Ohana makes the remarks in a press conference convened at the Knesset ahead of a September 12 hearing on petitions against the law, part of the government’s controversial judicial overhaul, which bars courts from intervening in government and ministerial decisions based on their “reasonableness.” Later, a separate hearing will be held on petitions against a law shielding prime ministers from forced recusal.

Both pieces of legislation are amendments to Israel’s quasi-constitutional Basic Laws, which the country’s top court has never voided.

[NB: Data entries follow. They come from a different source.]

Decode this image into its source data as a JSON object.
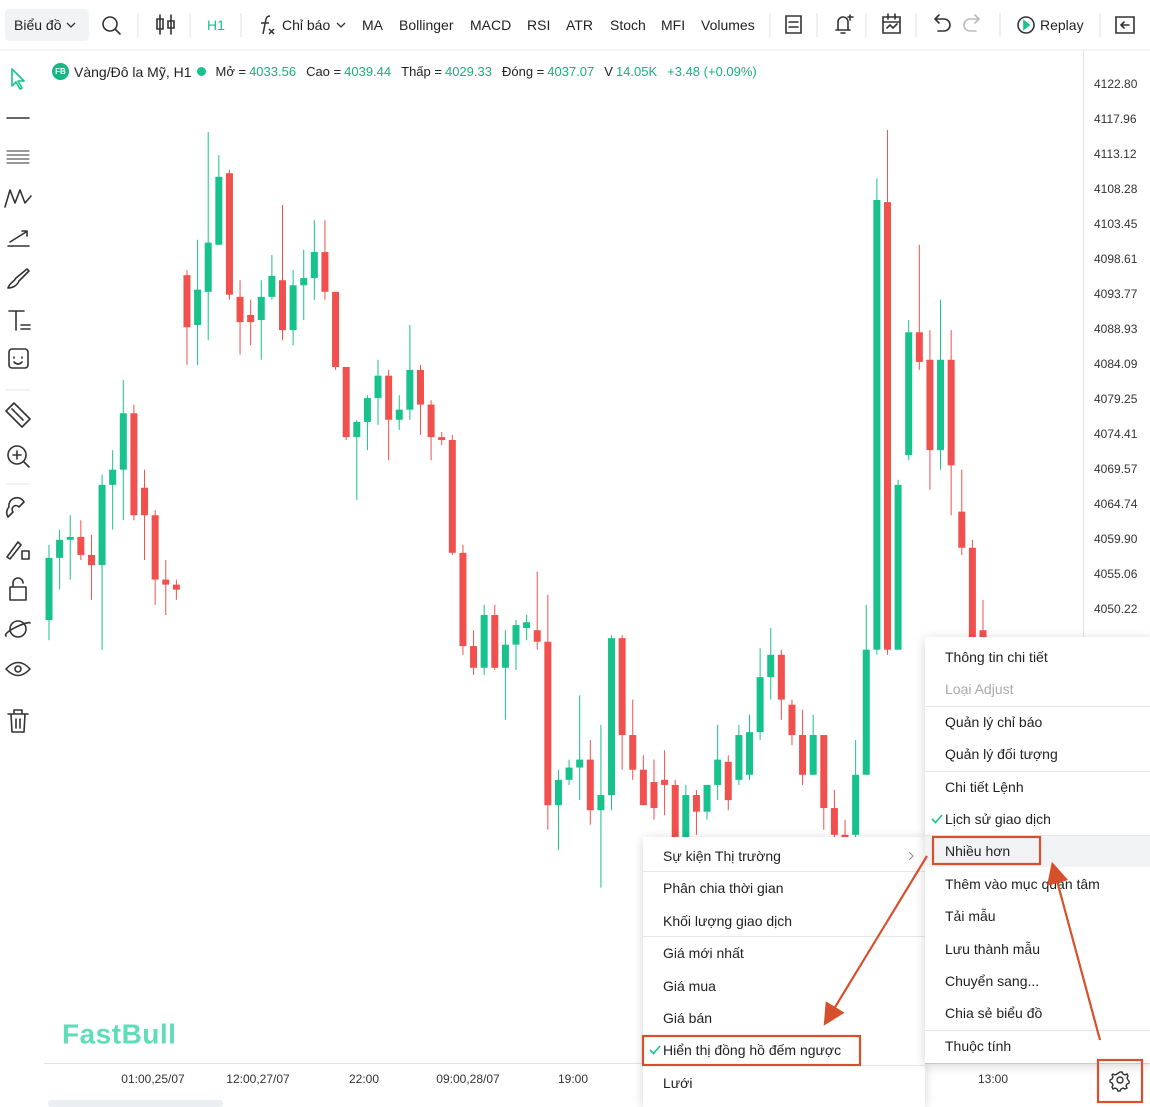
{
  "toolbar": {
    "chart_menu": "Biểu đồ",
    "interval": "H1",
    "indicators": "Chỉ báo",
    "quick_indicators": [
      "MA",
      "Bollinger",
      "MACD",
      "RSI",
      "ATR",
      "Stoch",
      "MFI",
      "Volumes"
    ],
    "replay": "Replay"
  },
  "legend": {
    "badge": "FB",
    "symbol": "Vàng/Đô la Mỹ, H1",
    "fields": [
      {
        "label": "Mở =",
        "value": 4033.56
      },
      {
        "label": "Cao =",
        "value": 4039.44
      },
      {
        "label": "Thấp =",
        "value": 4029.33
      },
      {
        "label": "Đóng =",
        "value": 4037.07
      }
    ],
    "volume_label": "V",
    "volume": "14.05K",
    "change": "+3.48 (+0.09%)"
  },
  "chart_data": {
    "type": "candlestick",
    "up_color": "#17c28d",
    "down_color": "#f0514e",
    "ylim": [
      3987.54,
      4126.95
    ],
    "yticks": [
      {
        "value": 4122.8,
        "label": "4122.80"
      },
      4117.96,
      4113.12,
      4108.28,
      4103.45,
      4098.61,
      4093.77,
      4088.93,
      4084.09,
      4079.25,
      4074.41,
      4069.57,
      4064.74,
      {
        "value": 4059.9,
        "label": "4059.90"
      },
      4055.06,
      4050.22
    ],
    "grid": false,
    "x_labels": [
      "01:00,25/07",
      "12:00,27/07",
      "22:00",
      "09:00,28/07",
      "19:00",
      "13:00"
    ],
    "ohlc": [
      [
        4048.8,
        4059.2,
        4046.0,
        4057.4
      ],
      [
        4057.4,
        4061.3,
        4053.0,
        4059.9
      ],
      [
        4059.9,
        4063.3,
        4054.4,
        4060.3
      ],
      [
        4060.3,
        4062.6,
        4057.1,
        4057.8
      ],
      [
        4057.8,
        4060.6,
        4051.6,
        4056.4
      ],
      [
        4056.4,
        4068.9,
        4044.7,
        4067.5
      ],
      [
        4067.5,
        4072.3,
        4061.3,
        4069.6
      ],
      [
        4069.6,
        4082.0,
        4062.6,
        4077.4
      ],
      [
        4077.4,
        4078.6,
        4062.6,
        4063.3
      ],
      [
        4067.1,
        4069.6,
        4057.1,
        4063.3
      ],
      [
        4063.3,
        4064.0,
        4050.9,
        4054.4
      ],
      [
        4054.4,
        4057.1,
        4049.5,
        4053.7
      ],
      [
        4053.7,
        4054.4,
        4051.6,
        4053.0
      ],
      [
        4096.5,
        4097.2,
        4084.1,
        4089.3
      ],
      [
        4089.6,
        4101.4,
        4084.1,
        4094.5
      ],
      [
        4094.2,
        4116.3,
        4087.5,
        4101.0
      ],
      [
        4100.7,
        4113.1,
        4100.7,
        4110.1
      ],
      [
        4110.6,
        4111.1,
        4093.1,
        4093.8
      ],
      [
        4093.5,
        4095.8,
        4085.5,
        4090.0
      ],
      [
        4091.0,
        4093.1,
        4086.8,
        4090.0
      ],
      [
        4090.3,
        4095.8,
        4084.8,
        4093.5
      ],
      [
        4093.5,
        4099.3,
        4093.1,
        4096.4
      ],
      [
        4095.8,
        4106.2,
        4087.5,
        4088.9
      ],
      [
        4088.9,
        4097.2,
        4086.8,
        4095.1
      ],
      [
        4095.1,
        4100.0,
        4090.3,
        4096.1
      ],
      [
        4096.1,
        4104.1,
        4093.1,
        4099.7
      ],
      [
        4099.7,
        4104.1,
        4093.1,
        4094.2
      ],
      [
        4094.2,
        4094.2,
        4083.4,
        4083.8
      ],
      [
        4083.8,
        4083.8,
        4073.7,
        4074.1
      ],
      [
        4074.1,
        4076.5,
        4065.4,
        4076.2
      ],
      [
        4076.2,
        4079.9,
        4072.3,
        4079.5
      ],
      [
        4079.5,
        4084.8,
        4075.8,
        4082.6
      ],
      [
        4082.6,
        4083.4,
        4070.9,
        4076.5
      ],
      [
        4076.5,
        4079.9,
        4075.1,
        4077.9
      ],
      [
        4077.9,
        4089.6,
        4076.5,
        4083.4
      ],
      [
        4083.4,
        4084.1,
        4074.4,
        4078.6
      ],
      [
        4078.6,
        4079.2,
        4070.9,
        4074.1
      ],
      [
        4074.1,
        4074.8,
        4073.0,
        4073.7
      ],
      [
        4073.7,
        4074.4,
        4057.8,
        4058.1
      ],
      [
        4058.1,
        4059.2,
        4044.0,
        4045.2
      ],
      [
        4045.2,
        4047.4,
        4041.2,
        4042.2
      ],
      [
        4042.2,
        4050.9,
        4041.2,
        4049.5
      ],
      [
        4049.5,
        4050.9,
        4041.9,
        4042.2
      ],
      [
        4042.2,
        4047.4,
        4035.0,
        4045.4
      ],
      [
        4045.4,
        4048.8,
        4041.9,
        4048.1
      ],
      [
        4047.7,
        4049.5,
        4046.0,
        4048.5
      ],
      [
        4047.4,
        4055.5,
        4044.7,
        4045.8
      ],
      [
        4045.8,
        4052.3,
        4019.8,
        4023.2
      ],
      [
        4023.2,
        4028.1,
        4017.0,
        4026.7
      ],
      [
        4026.7,
        4029.5,
        4026.0,
        4028.4
      ],
      [
        4028.4,
        4038.4,
        4023.9,
        4029.5
      ],
      [
        4029.5,
        4032.2,
        4020.5,
        4022.5
      ],
      [
        4022.5,
        4034.3,
        4011.8,
        4024.6
      ],
      [
        4024.6,
        4046.7,
        4022.5,
        4046.3
      ],
      [
        4046.3,
        4046.7,
        4028.1,
        4032.9
      ],
      [
        4032.9,
        4037.8,
        4026.7,
        4028.1
      ],
      [
        4028.1,
        4030.1,
        4023.2,
        4023.2
      ],
      [
        4026.4,
        4029.5,
        4021.2,
        4022.8
      ],
      [
        4026.7,
        4030.8,
        4021.8,
        4026.0
      ],
      [
        4026.0,
        4026.7,
        4018.4,
        4018.4
      ],
      [
        4018.4,
        4026.0,
        4017.7,
        4024.6
      ],
      [
        4024.6,
        4025.3,
        4019.1,
        4022.3
      ],
      [
        4022.3,
        4026.0,
        4021.2,
        4026.0
      ],
      [
        4026.0,
        4034.3,
        4023.9,
        4029.5
      ],
      [
        4029.2,
        4030.1,
        4022.5,
        4023.9
      ],
      [
        4026.7,
        4034.3,
        4026.0,
        4032.9
      ],
      [
        4027.4,
        4035.7,
        4026.7,
        4033.3
      ],
      [
        4033.3,
        4044.9,
        4032.2,
        4040.9
      ],
      [
        4040.9,
        4047.7,
        4037.8,
        4044.0
      ],
      [
        4044.0,
        4044.7,
        4035.0,
        4037.8
      ],
      [
        4037.1,
        4037.8,
        4031.5,
        4032.9
      ],
      [
        4032.9,
        4036.4,
        4026.0,
        4027.4
      ],
      [
        4027.4,
        4035.7,
        4027.4,
        4032.9
      ],
      [
        4032.9,
        4032.9,
        4019.8,
        4022.8
      ],
      [
        4022.8,
        4025.3,
        4018.4,
        4019.1
      ],
      [
        4019.1,
        4021.2,
        4017.7,
        4018.4
      ],
      [
        4019.1,
        4032.2,
        4018.4,
        4027.4
      ],
      [
        4027.4,
        4050.9,
        4027.4,
        4044.7
      ],
      [
        4044.7,
        4109.9,
        4044.0,
        4106.9
      ],
      [
        4106.6,
        4116.6,
        4044.0,
        4044.7
      ],
      [
        4044.7,
        4068.2,
        4044.7,
        4067.5
      ],
      [
        4071.6,
        4090.3,
        4070.9,
        4088.6
      ],
      [
        4088.6,
        4100.7,
        4083.4,
        4084.5
      ],
      [
        4084.8,
        4088.9,
        4066.8,
        4072.3
      ],
      [
        4072.3,
        4093.1,
        4069.6,
        4084.8
      ],
      [
        4084.8,
        4088.9,
        4063.3,
        4070.2
      ],
      [
        4063.8,
        4069.6,
        4057.8,
        4058.8
      ],
      [
        4058.8,
        4059.9,
        4046.0,
        4046.0
      ],
      [
        4047.4,
        4051.6,
        4046.0,
        4046.0
      ]
    ]
  },
  "watermark": "FastBull",
  "context_menu": {
    "items": [
      {
        "label": "Thông tin chi tiết"
      },
      {
        "label": "Loại Adjust",
        "disabled": true
      },
      {
        "label": "Quản lý chỉ báo"
      },
      {
        "label": "Quản lý đối tượng"
      },
      {
        "label": "Chi tiết Lệnh"
      },
      {
        "label": "Lịch sử giao dịch",
        "checked": true
      },
      {
        "label": "Nhiều hơn",
        "active": true
      },
      {
        "label": "Thêm vào mục quan tâm"
      },
      {
        "label": "Tải mẫu"
      },
      {
        "label": "Lưu thành mẫu"
      },
      {
        "label": "Chuyển sang..."
      },
      {
        "label": "Chia sẻ biểu đồ"
      },
      {
        "label": "Thuộc tính"
      }
    ]
  },
  "submenu": {
    "items": [
      {
        "label": "Sự kiện Thị trường",
        "has_submenu": true
      },
      {
        "label": "Phân chia thời gian"
      },
      {
        "label": "Khối lượng giao dịch"
      },
      {
        "label": "Giá mới nhất"
      },
      {
        "label": "Giá mua"
      },
      {
        "label": "Giá bán"
      },
      {
        "label": "Hiển thị đồng hồ đếm ngược",
        "checked": true
      },
      {
        "label": "Lưới"
      }
    ]
  }
}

“Israel is at a crossroads, and the need to balance the branches of government is becoming clearer than ever,” Ohana says. “Tonight, as Knesset speaker, I want to put up a stop sign.”

Ohana, of Prime Minister Benjamin Netanyahu’s Likud party, argues that since 1977, the justice system has unilaterally been siphoning off powers from politicians to itself.

“Now, we are facing a new and dangerous junction, which could plunge us into the abyss, with the High Court soon holding discussions on Basic Laws,” he says.

“Israel is democratic, and in a democracy, the sovereign is the people. In a democratic state, the justice system respects the sovereign, the people and its elected officials, and this respect is mutual. There is no debate, and there cannot be one, over the question of whether the Knesset has authorized the court to nullify Basic Laws,” he says, arguing that the court possesses no such power.

He appeals to politicians to find a compromise deal that will avert the constitutional showdown, but adds that even if these efforts fail, “this doesn’t allow the court to make a decision instead of the elected officials.”